Mr Swann said he would step aside if requested by the UUP to do so.
On Monday, the party lost the seat it had held in the European Parliament since 1979.
The party's candidate, Danny Kennedy, came in sixth position, after UUP support plummeted by more than 30,000 votes from its result in 2014.
Mr Swann has been leader of the Ulster Unionist Party for more than two years.
Asked if he planned to resign, he told BBC News NI: "Last night when I came home, it was a bad result, it was a bad night, it wasn't a good place to be.
"I thought about it and if the opportunity comes up, if the party wants me to go, I've no problem standing aside as leader."
Electoral decline
However, he added that no-one in the party had called for him to resign as leader yet.
"I am the leader of the UUP," he said.
"There's been nobody calling for me to go at this minute in time, so I don't intend on going anywhere at this minute in time."
The Ulster Unionist Party has been facing electoral decline in recent years.

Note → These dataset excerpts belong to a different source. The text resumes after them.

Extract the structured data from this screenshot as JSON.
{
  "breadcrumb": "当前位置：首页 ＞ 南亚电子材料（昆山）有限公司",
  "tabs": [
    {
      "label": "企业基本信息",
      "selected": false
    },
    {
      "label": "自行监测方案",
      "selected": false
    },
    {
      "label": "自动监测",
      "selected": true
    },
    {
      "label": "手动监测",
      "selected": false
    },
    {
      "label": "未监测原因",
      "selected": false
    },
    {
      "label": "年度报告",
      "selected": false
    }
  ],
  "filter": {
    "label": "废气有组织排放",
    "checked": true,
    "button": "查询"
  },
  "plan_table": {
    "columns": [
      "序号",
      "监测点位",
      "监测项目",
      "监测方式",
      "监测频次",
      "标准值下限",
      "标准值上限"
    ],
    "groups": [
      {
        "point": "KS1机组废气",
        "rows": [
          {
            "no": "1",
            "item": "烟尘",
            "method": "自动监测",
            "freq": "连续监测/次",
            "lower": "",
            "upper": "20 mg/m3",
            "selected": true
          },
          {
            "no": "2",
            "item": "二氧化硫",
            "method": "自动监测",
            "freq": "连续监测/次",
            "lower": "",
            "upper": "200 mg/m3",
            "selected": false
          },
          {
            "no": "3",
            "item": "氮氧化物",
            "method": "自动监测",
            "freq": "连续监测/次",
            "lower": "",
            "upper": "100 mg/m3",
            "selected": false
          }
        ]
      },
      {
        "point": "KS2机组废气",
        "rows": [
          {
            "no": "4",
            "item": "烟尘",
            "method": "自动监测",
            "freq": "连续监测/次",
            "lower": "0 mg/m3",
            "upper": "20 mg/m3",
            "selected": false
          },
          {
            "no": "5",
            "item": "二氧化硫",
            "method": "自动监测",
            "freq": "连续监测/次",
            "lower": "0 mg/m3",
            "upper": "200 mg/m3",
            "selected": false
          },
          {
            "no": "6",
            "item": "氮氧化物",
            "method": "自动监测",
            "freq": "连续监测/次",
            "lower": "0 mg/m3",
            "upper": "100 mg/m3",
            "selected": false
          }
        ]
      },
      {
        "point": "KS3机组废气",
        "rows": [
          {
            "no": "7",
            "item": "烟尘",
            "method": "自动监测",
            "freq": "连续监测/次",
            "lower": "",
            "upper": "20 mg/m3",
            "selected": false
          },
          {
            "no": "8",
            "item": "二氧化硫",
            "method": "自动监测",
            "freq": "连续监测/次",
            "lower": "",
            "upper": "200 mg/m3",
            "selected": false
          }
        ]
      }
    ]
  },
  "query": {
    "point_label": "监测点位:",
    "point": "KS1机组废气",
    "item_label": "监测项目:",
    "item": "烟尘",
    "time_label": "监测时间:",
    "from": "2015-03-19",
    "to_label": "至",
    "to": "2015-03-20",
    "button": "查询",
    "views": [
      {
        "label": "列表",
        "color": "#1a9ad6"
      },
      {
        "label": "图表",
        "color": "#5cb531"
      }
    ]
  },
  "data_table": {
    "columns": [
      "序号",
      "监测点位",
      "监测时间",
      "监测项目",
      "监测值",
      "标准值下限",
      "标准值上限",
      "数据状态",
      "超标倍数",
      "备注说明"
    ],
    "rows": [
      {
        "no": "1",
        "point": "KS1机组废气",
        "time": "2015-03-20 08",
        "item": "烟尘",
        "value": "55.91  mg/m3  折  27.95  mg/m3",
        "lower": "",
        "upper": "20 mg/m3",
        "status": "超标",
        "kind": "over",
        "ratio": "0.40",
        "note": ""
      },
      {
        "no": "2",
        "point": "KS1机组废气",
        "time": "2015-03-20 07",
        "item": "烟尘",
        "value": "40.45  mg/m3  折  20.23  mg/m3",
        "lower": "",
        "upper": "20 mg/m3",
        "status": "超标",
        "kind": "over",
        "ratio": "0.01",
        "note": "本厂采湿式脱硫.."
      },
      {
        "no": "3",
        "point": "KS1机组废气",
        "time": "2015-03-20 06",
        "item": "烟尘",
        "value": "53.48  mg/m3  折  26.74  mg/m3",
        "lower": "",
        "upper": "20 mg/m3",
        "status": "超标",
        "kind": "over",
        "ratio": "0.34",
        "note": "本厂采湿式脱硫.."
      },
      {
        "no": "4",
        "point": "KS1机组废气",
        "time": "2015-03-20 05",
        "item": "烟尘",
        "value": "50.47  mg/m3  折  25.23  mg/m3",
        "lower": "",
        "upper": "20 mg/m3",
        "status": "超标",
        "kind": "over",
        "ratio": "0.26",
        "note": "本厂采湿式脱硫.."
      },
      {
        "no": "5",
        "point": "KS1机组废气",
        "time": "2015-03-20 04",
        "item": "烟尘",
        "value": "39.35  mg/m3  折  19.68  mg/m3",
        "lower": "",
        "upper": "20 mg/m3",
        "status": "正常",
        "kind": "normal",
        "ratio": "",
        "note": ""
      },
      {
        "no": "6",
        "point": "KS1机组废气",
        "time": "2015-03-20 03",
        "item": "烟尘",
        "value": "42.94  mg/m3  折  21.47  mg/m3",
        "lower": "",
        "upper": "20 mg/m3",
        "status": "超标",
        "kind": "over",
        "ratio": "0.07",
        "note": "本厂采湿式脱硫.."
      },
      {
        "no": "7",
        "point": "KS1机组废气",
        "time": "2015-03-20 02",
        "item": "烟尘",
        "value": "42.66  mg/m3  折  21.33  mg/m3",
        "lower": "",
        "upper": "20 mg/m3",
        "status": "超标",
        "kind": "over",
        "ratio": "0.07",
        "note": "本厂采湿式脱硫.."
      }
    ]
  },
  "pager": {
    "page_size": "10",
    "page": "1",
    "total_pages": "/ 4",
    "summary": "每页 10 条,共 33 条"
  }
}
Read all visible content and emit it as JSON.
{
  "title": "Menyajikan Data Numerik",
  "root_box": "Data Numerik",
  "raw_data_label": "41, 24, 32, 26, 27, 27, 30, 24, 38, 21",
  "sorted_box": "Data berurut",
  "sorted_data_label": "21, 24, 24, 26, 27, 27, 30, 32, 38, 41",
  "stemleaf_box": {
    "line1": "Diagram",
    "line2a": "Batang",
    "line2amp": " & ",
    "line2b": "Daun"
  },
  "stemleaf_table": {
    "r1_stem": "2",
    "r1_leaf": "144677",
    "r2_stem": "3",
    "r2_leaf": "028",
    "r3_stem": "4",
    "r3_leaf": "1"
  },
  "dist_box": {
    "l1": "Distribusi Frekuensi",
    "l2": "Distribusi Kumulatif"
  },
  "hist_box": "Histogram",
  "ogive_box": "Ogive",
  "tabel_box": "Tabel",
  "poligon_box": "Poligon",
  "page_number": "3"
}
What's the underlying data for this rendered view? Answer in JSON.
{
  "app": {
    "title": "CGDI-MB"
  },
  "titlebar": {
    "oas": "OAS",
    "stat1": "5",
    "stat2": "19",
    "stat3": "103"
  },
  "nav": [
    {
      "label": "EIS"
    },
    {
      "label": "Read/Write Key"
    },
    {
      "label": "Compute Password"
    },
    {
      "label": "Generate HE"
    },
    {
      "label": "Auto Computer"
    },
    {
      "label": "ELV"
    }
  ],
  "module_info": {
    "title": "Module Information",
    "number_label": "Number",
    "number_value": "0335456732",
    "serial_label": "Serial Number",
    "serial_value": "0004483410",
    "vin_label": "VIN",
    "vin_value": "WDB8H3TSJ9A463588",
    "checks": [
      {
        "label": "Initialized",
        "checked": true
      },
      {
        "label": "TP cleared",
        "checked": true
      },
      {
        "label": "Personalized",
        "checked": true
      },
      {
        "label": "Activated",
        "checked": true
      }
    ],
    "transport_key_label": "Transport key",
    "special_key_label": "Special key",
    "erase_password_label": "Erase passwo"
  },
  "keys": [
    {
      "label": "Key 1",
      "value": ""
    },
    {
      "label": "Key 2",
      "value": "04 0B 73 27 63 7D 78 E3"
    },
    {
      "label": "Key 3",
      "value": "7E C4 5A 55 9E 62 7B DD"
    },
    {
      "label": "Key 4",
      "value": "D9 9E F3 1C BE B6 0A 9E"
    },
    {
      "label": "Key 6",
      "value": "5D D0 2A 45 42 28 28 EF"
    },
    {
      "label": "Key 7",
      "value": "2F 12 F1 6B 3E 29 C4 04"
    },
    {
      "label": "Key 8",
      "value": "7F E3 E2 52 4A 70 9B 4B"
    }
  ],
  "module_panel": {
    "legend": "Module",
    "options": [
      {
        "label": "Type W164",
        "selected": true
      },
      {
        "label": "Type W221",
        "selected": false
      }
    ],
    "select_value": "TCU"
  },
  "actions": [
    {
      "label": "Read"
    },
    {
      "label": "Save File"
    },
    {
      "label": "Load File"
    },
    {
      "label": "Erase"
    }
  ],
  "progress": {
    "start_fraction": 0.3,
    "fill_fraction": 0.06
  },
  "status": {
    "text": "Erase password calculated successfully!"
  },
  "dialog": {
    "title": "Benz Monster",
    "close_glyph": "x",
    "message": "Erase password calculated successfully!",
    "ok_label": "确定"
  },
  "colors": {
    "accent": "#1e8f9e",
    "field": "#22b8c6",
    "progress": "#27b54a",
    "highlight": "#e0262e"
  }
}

In 2017, it lost six seats in the assembly election, before going on to lose its two MPs at Westminster in the general election several months later.
Earlier this month, the party lost 13 councillors in the local government elections and in particular, polled very poorly in Belfast City Council where it saw its seats drop from seven to just two.
Mr Swann said he takes the position of party leader very seriously, and that the blame for the party's result in the European election lies with no-one but him.
However, he added that the party would reflect on what went wrong and focus on the future.